The Cardium Formation is composed primarily of beds of massive, fine-grained to conglomeratic sandstone, which are separated by thick layers of shale. The formation is subdivided into the following members, from top to base:

- Sturrock Member (sandstone)
- Leyland Member (shale)
- Cardinal Member (sandstone)
- Kiska Member (shale)
- Moosehound Member (shale)
- Ram Member (sandstone)

In central Alberta, the formation is divided into the Pembina River Member and Cardium Zone.

==Distribution==
The Cardium Formation was deposited during the Turonian and Coniacian stages of the Late Cretaceous along the western edge of the Alberta Foreland Basin. It extends northward from the Canada-United States border to northeastern British Columbia near Dawson Creek, and eastward from the foothills of the Canadian Rockies into the plains of southern and central Alberta. Beyond there, the sandstones grade into shale. Thickness of Cardium sand varies between 5 and 30 meters in Alberta, Canada.
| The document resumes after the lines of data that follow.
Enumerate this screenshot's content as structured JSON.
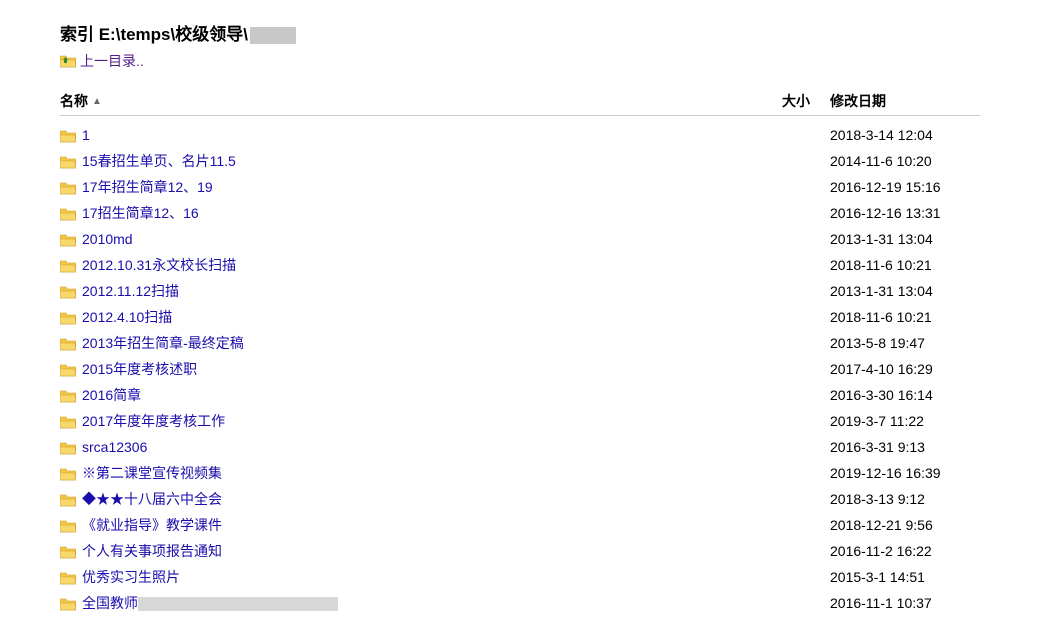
{
  "header": {
    "title_prefix": "索引 E:\\temps\\校级领导\\",
    "up_label": "上一目录.."
  },
  "columns": {
    "name": "名称",
    "size": "大小",
    "date": "修改日期"
  },
  "items": [
    {
      "name": "1",
      "size": "",
      "date": "2018-3-14 12:04"
    },
    {
      "name": "15春招生单页、名片11.5",
      "size": "",
      "date": "2014-11-6 10:20"
    },
    {
      "name": "17年招生简章12、19",
      "size": "",
      "date": "2016-12-19 15:16"
    },
    {
      "name": "17招生简章12、16",
      "size": "",
      "date": "2016-12-16 13:31"
    },
    {
      "name": "2010md",
      "size": "",
      "date": "2013-1-31 13:04"
    },
    {
      "name": "2012.10.31永文校长扫描",
      "size": "",
      "date": "2018-11-6 10:21"
    },
    {
      "name": "2012.11.12扫描",
      "size": "",
      "date": "2013-1-31 13:04"
    },
    {
      "name": "2012.4.10扫描",
      "size": "",
      "date": "2018-11-6 10:21"
    },
    {
      "name": "2013年招生简章-最终定稿",
      "size": "",
      "date": "2013-5-8 19:47"
    },
    {
      "name": "2015年度考核述职",
      "size": "",
      "date": "2017-4-10 16:29"
    },
    {
      "name": "2016简章",
      "size": "",
      "date": "2016-3-30 16:14"
    },
    {
      "name": "2017年度年度考核工作",
      "size": "",
      "date": "2019-3-7 11:22"
    },
    {
      "name": "srca12306",
      "size": "",
      "date": "2016-3-31 9:13"
    },
    {
      "name": "※第二课堂宣传视频集",
      "size": "",
      "date": "2019-12-16 16:39"
    },
    {
      "name": "◆★★十八届六中全会",
      "size": "",
      "date": "2018-3-13 9:12"
    },
    {
      "name": "《就业指导》教学课件",
      "size": "",
      "date": "2018-12-21 9:56"
    },
    {
      "name": "个人有关事项报告通知",
      "size": "",
      "date": "2016-11-2 16:22"
    },
    {
      "name": "优秀实习生照片",
      "size": "",
      "date": "2015-3-1 14:51"
    },
    {
      "name": "全国教师",
      "size": "",
      "date": "2016-11-1 10:37",
      "truncated": true
    }
  ]
}
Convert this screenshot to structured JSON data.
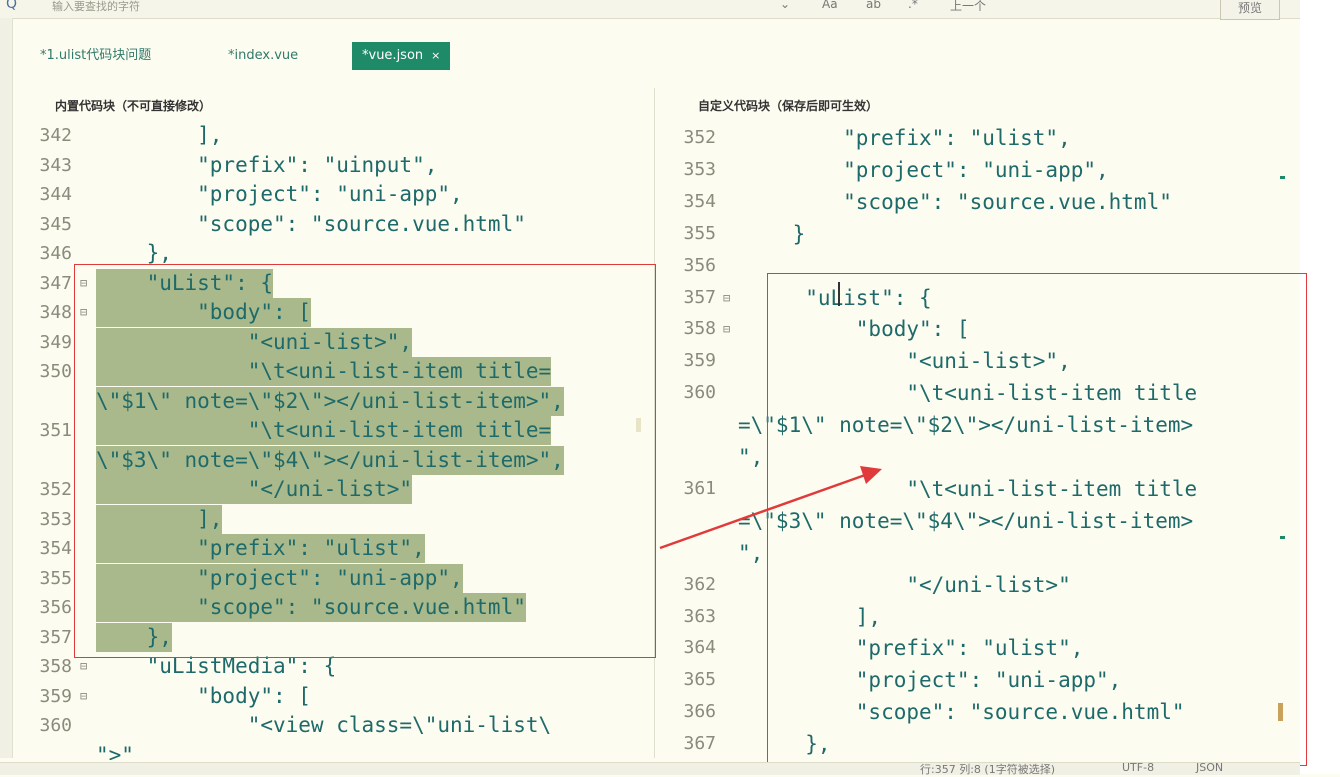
{
  "toolbar": {
    "search_placeholder": "输入要查找的字符",
    "prev_label": "上一个",
    "preview_label": "预览"
  },
  "tabs": [
    {
      "label": "*1.ulist代码块问题",
      "active": false
    },
    {
      "label": "*index.vue",
      "active": false
    },
    {
      "label": "*vue.json",
      "active": true,
      "close": "×"
    }
  ],
  "left_panel": {
    "title": "内置代码块（不可直接修改）",
    "lines": [
      {
        "num": "342",
        "text": "        ],"
      },
      {
        "num": "343",
        "text": "        \"prefix\": \"uinput\","
      },
      {
        "num": "344",
        "text": "        \"project\": \"uni-app\","
      },
      {
        "num": "345",
        "text": "        \"scope\": \"source.vue.html\""
      },
      {
        "num": "346",
        "text": "    },"
      },
      {
        "num": "347",
        "text": "    \"uList\": {",
        "fold": true
      },
      {
        "num": "348",
        "text": "        \"body\": [",
        "fold": true
      },
      {
        "num": "349",
        "text": "            \"<uni-list>\","
      },
      {
        "num": "350",
        "text": "            \"\\t<uni-list-item title="
      },
      {
        "num": "",
        "text": "\\\"$1\\\" note=\\\"$2\\\"></uni-list-item>\","
      },
      {
        "num": "351",
        "text": "            \"\\t<uni-list-item title="
      },
      {
        "num": "",
        "text": "\\\"$3\\\" note=\\\"$4\\\"></uni-list-item>\","
      },
      {
        "num": "352",
        "text": "            \"</uni-list>\""
      },
      {
        "num": "353",
        "text": "        ],"
      },
      {
        "num": "354",
        "text": "        \"prefix\": \"ulist\","
      },
      {
        "num": "355",
        "text": "        \"project\": \"uni-app\","
      },
      {
        "num": "356",
        "text": "        \"scope\": \"source.vue.html\""
      },
      {
        "num": "357",
        "text": "    },"
      },
      {
        "num": "358",
        "text": "    \"uListMedia\": {",
        "fold": true
      },
      {
        "num": "359",
        "text": "        \"body\": [",
        "fold": true
      },
      {
        "num": "360",
        "text": "            \"<view class=\\\"uni-list\\"
      },
      {
        "num": "",
        "text": "\">\""
      }
    ]
  },
  "right_panel": {
    "title": "自定义代码块（保存后即可生效）",
    "lines": [
      {
        "num": "352",
        "text": "        \"prefix\": \"ulist\","
      },
      {
        "num": "353",
        "text": "        \"project\": \"uni-app\","
      },
      {
        "num": "354",
        "text": "        \"scope\": \"source.vue.html\""
      },
      {
        "num": "355",
        "text": "    }"
      },
      {
        "num": "356",
        "text": ""
      },
      {
        "num": "357",
        "text": "     \"uList\": {",
        "fold": true
      },
      {
        "num": "358",
        "text": "         \"body\": [",
        "fold": true
      },
      {
        "num": "359",
        "text": "             \"<uni-list>\","
      },
      {
        "num": "360",
        "text": "             \"\\t<uni-list-item title"
      },
      {
        "num": "",
        "text": "=\\\"$1\\\" note=\\\"$2\\\"></uni-list-item>"
      },
      {
        "num": "",
        "text": "\","
      },
      {
        "num": "361",
        "text": "             \"\\t<uni-list-item title"
      },
      {
        "num": "",
        "text": "=\\\"$3\\\" note=\\\"$4\\\"></uni-list-item>"
      },
      {
        "num": "",
        "text": "\","
      },
      {
        "num": "362",
        "text": "             \"</uni-list>\""
      },
      {
        "num": "363",
        "text": "         ],"
      },
      {
        "num": "364",
        "text": "         \"prefix\": \"ulist\","
      },
      {
        "num": "365",
        "text": "         \"project\": \"uni-app\","
      },
      {
        "num": "366",
        "text": "         \"scope\": \"source.vue.html\""
      },
      {
        "num": "367",
        "text": "     },"
      }
    ]
  },
  "status": {
    "position": "行:357  列:8 (1字符被选择)",
    "encoding": "UTF-8",
    "language": "JSON"
  },
  "colors": {
    "accent": "#1f8a68",
    "highlight": "#aab98b",
    "annotation_red": "#e03a3a",
    "code_text": "#1e6a6a"
  }
}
==Relationship to other units==
Due to its large areal extent, the Cardium Formation falls within different stratigraphic groups in different regions (Alberta Group, Colorado Group, and Smoky Group). It is conformably overlain by the Wapiabi Formation and underlain by the Blackstone Formation. The formation is partly equivalent to the Kaskapau Formation.

==Hydrocarbon production==
Natural gas is produced from the Cardium Formation in the Athabasca River area and the foothills in western Alberta, and oil is produced in the Pembina oil field of central Alberta. The sandstones of the formation have good storage potential and stratigraphic traps are formed by the thick overlying shales of the Wapiabi Formation and Muskiki Formation, while the underlying black shale of the Blackstone Formation and Kaskapau Formation are good source rocks.

The Cardium Formation had an initial established recoverable oil reserve of 305 million m³, with 220.9 million m³ already produced as of 2008. Gas reserves totaled 88.3 million e³m³, with 30.8 million e³m³ already produced.

Drilling for oil in the Cardium Formation rebounded in 2009 when horizontal drilling and multi-stage fracturing technology increased the oil recovery factor. Driven by technology, drilling in the four decades old Pembina oil field increased, re-launching the field to the center of Alberta's oil economy.

==Hydraulic fracturing in Canada==

Massive hydraulic fracturing has been widely used in Alberta since the late 1970s. The method is currently used in development of the Cardium, Duvernay, Montney and Viking formations in Alberta, Bakken formation in Saskatchewan, Montney and Horn River formations in British Columbia.

===Public companies===
The year 2009 saw consolidation, with land sales, corporate transactions, and public companies with Cardium assets acquired by those intending to apply newer recovery-techniques to improve field economics. Oil-and-gas companies participating in this activity include:

- PetroBakken (through its acquisitions of Berens Energy, Result Energy and Rondo Petroleum)
- Daylight Resources Trust (through its acquisition of Highpine Energy and merger with West Energy, )
- PennWest (with a large land base)
- Paramount Resources (through its acquisition of Profound Energy)
- Bonterra Energy
- Crescent Point Energy (through its acquisition of TriAxon Resources)

and the smaller Bellatrix, Delphi Energy, Peyto Energy Trust. Dozens of other companies have land leases in the Cardium fairway, but have not employed horizontal drilling in the Cardium. Exxon Mobil recently started testing the Cardium Formation.